Monsieur le Comte de Capo d’Istria est un grand homme d’Etat ayant joué un rôle de premier plan dans la réorganisation institutionnelle de la Suisse et dans l’affirmation du statut de sa neutralité permanente.
Né à Corfou en 1776, Ministre plénipotentiaire du Tsar Alexandre 1er aux Congrès de Vienne et de Paris, partisan de la lutte de libération contre les Ottomans puis gouverneur élu de la Grèce affranchie, Capo d’Istria a légué à la Suisse la structure de son Etat fédéral ainsi que la pratique de la neutralité. La Suisse elle-même ne serait sans doute pas ce qu’elle est aujourd’hui, sans ce génie de la négociation et son attachement à la Suisse.
Première mission en Suisse : Contribution à la création d’un état viable et relativement indépendant
Le génie diplomatique et humain de Capo d’Istria se manifeste dans le contexte de la fin des guerres napoléoniennes menées par le dirigeant français. En imposant à la Confédération helvétique l’Acte de médiation de 1803, Napoléon abolit le gouvernement central et offre à chaque canton une Constitution qui ne tiendra pas compte de leurs particularités. En 1813, la Confédération est envahie par les soldats des puissances victorieuses (Royaume-Uni, Russie, Prusse, Autriche) qui se mettent à réorganiser l’Europe en restaurant l’ordre ancien. En 1813, Capo d’Istria, diplomate au service de l’empire russe, reçoit du tsar Alexandre Ier, protecteur et promoteur de l’indépendance suisse, l’instruction de «sauver [la Suisse] » et d’en faire un pays neutre. Le diplomate y sera envoyé de novembre 1813 à septembre 1814 avec en tête l’objectif de faire signer un Contrat fédéral, condition indispensable à la participation suisse au Congrès de Vienne.

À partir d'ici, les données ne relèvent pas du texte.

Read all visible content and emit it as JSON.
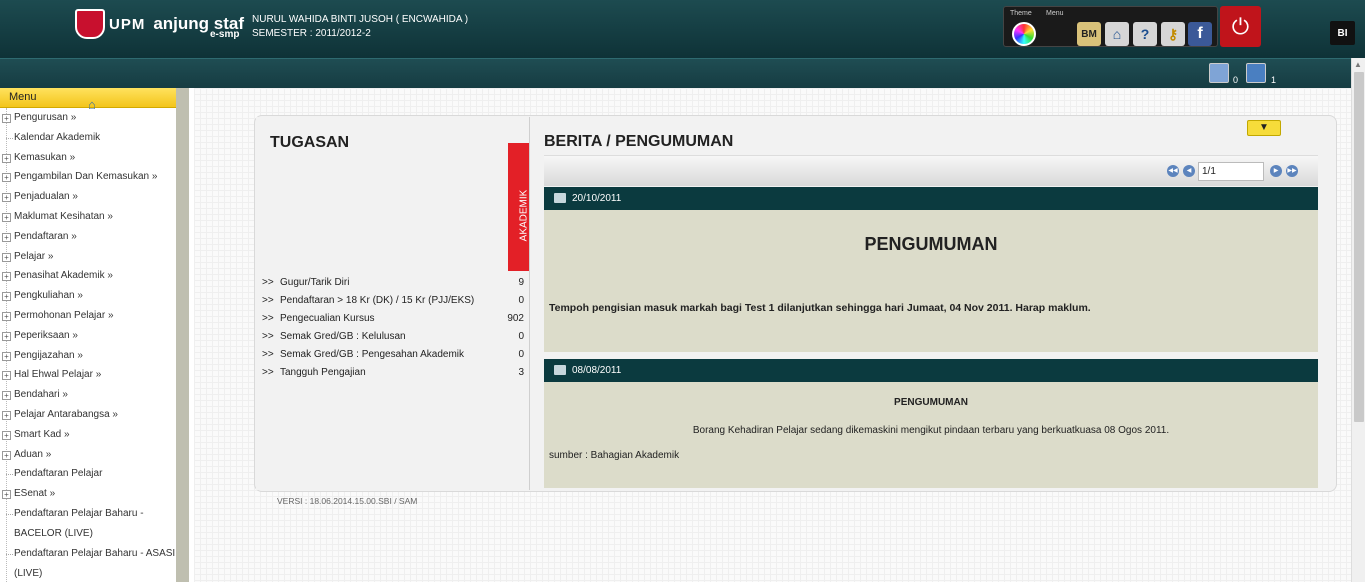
{
  "header": {
    "logo_upm": "UPM",
    "logo_brand": "anjung staf",
    "logo_sub": "e-smp",
    "user_name": "NURUL WAHIDA BINTI JUSOH ( ENCWAHIDA )",
    "semester": "SEMESTER : 2011/2012-2",
    "toolbar": {
      "theme_label": "Theme",
      "menu_label": "Menu",
      "bm_label": "BM",
      "help_label": "?",
      "facebook_label": "f"
    },
    "power_icon": "⏻",
    "bi_label": "BI"
  },
  "subbar": {
    "mobile_count": "0",
    "desktop_count": "1"
  },
  "menu": {
    "title": "Menu",
    "items": [
      {
        "label": "Pengurusan »",
        "expandable": true
      },
      {
        "label": "Kalendar Akademik",
        "expandable": false
      },
      {
        "label": "Kemasukan »",
        "expandable": true
      },
      {
        "label": "Pengambilan Dan Kemasukan »",
        "expandable": true
      },
      {
        "label": "Penjadualan »",
        "expandable": true
      },
      {
        "label": "Maklumat Kesihatan »",
        "expandable": true
      },
      {
        "label": "Pendaftaran »",
        "expandable": true
      },
      {
        "label": "Pelajar »",
        "expandable": true
      },
      {
        "label": "Penasihat Akademik »",
        "expandable": true
      },
      {
        "label": "Pengkuliahan »",
        "expandable": true
      },
      {
        "label": "Permohonan Pelajar »",
        "expandable": true
      },
      {
        "label": "Peperiksaan »",
        "expandable": true
      },
      {
        "label": "Pengijazahan »",
        "expandable": true
      },
      {
        "label": "Hal Ehwal Pelajar »",
        "expandable": true
      },
      {
        "label": "Bendahari »",
        "expandable": true
      },
      {
        "label": "Pelajar Antarabangsa »",
        "expandable": true
      },
      {
        "label": "Smart Kad »",
        "expandable": true
      },
      {
        "label": "Aduan »",
        "expandable": true
      },
      {
        "label": "Pendaftaran Pelajar",
        "expandable": false
      },
      {
        "label": "ESenat »",
        "expandable": true
      },
      {
        "label": "Pendaftaran Pelajar Baharu - BACELOR (LIVE)",
        "expandable": false
      },
      {
        "label": "Pendaftaran Pelajar Baharu - ASASI (LIVE)",
        "expandable": false
      }
    ]
  },
  "tugasan": {
    "title": "TUGASAN",
    "tab_label": "AKADEMIK",
    "arrow": ">>",
    "tasks": [
      {
        "label": "Gugur/Tarik Diri",
        "value": "9"
      },
      {
        "label": "Pendaftaran > 18 Kr (DK) / 15 Kr (PJJ/EKS)",
        "value": "0"
      },
      {
        "label": "Pengecualian Kursus",
        "value": "902"
      },
      {
        "label": "Semak Gred/GB : Kelulusan",
        "value": "0"
      },
      {
        "label": "Semak Gred/GB : Pengesahan Akademik",
        "value": "0"
      },
      {
        "label": "Tangguh Pengajian",
        "value": "3"
      }
    ]
  },
  "berita": {
    "title": "BERITA / PENGUMUMAN",
    "collapse_icon": "▼",
    "pager_value": "1/1",
    "news": [
      {
        "date": "20/10/2011",
        "heading": "PENGUMUMAN",
        "text": "Tempoh pengisian masuk markah bagi Test 1 dilanjutkan sehingga hari Jumaat, 04 Nov 2011. Harap maklum."
      },
      {
        "date": "08/08/2011",
        "heading": "PENGUMUMAN",
        "text": "Borang Kehadiran Pelajar sedang dikemaskini mengikut pindaan terbaru yang berkuatkuasa 08 Ogos 2011.",
        "source": "sumber : Bahagian Akademik"
      }
    ]
  },
  "footer": {
    "version": "VERSI : 18.06.2014.15.00.SBI / SAM"
  }
}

Le diplomate arrive à un moment où la Suisse est profondément divisée et se trouve quasiment au bord d’une guerre civile. Durant ces dix mois et grâce à l’utilisation du dialogue, de force de conviction et de persévérance qui forcent l’admiration, ce diplomate de génie va convaincre les cantons à s’entendre pour poser les bases de la fondation de la Suisse. Il écrit des projets de constitution, des résolutions, des décisions, des lettres et grâce à son activité ardue et obstinée, Capo d’Istria « [exerce] incontestablement […] l’influence la plus déterminante » parmi les envoyés des Puissances alliées. Suite à sa première mission en Suisse, chaque canton élabore une nouvelle Constitution, la Diète (Assemblée des Députés) ratifie la constitution fédérale, la paix civile est rétablie et la Suisse est reconnue par les Alliés.
Avocat des intérêts suisses au Congrès de Vienne et au Second Traité de Paris
Lors du Congrès de Vienne (septembre 1814 – juin 1815) réunissant les représentants diplomatiques des grandes puissances européennes, vainqueurs des guerres napoléoniennes, Capo d’Istria va faire connaissance et se lier d’amitié avec l’homme d’état genevois Charles Pictet de Rochemont, disposant d’un mandat de la république de Genève. Les deux hommes, en compagnie du député genevois François d’Ivernois, vont collaborer afin de rallier Genève en tant que canton à la Confédération helvétique, « arrondir » son territoire et ainsi assurer une frontière militaire sûre au canton et à la Confédération. Suite à ce Congrès de 1815, Genève rejoint la Confédération qui obtient ses frontières définitives inchangées jusqu’à aujourd’hui. Le pays de Vaud est également redevable à Capo d’Istria qui insiste avec succès pour que ce territoire devienne un canton souverain.
Lors de la deuxième conférence de paix de Paris (1815) qui suit la seconde abdication de Napoléon, le « duo » Capo d’Istria – Pictet va à nouveau s’illustrer en faisant adopter par décret la fameuse reconnaissance de la neutralité permanente de la Suisse, aspiration de longue date des Suisses et préoccupation principale des grandes puissances, notamment de la Russie. Le texte de la fameuse déclaration sera rédigée par Pictet, à la demande de Capo d’Istria qui la transmettra telle quelle aux Hauts Représentants des Alliés. Lors de ces deux Congrès, Capo d’Istria sera l’avocat le plus fidèle, le plus infatigable et le plus efficace des intérêts suisses ainsi que le « guide » et la « boussole » de l’homme le plus respecté de la République de Genève, M. Pictet de Rochemont.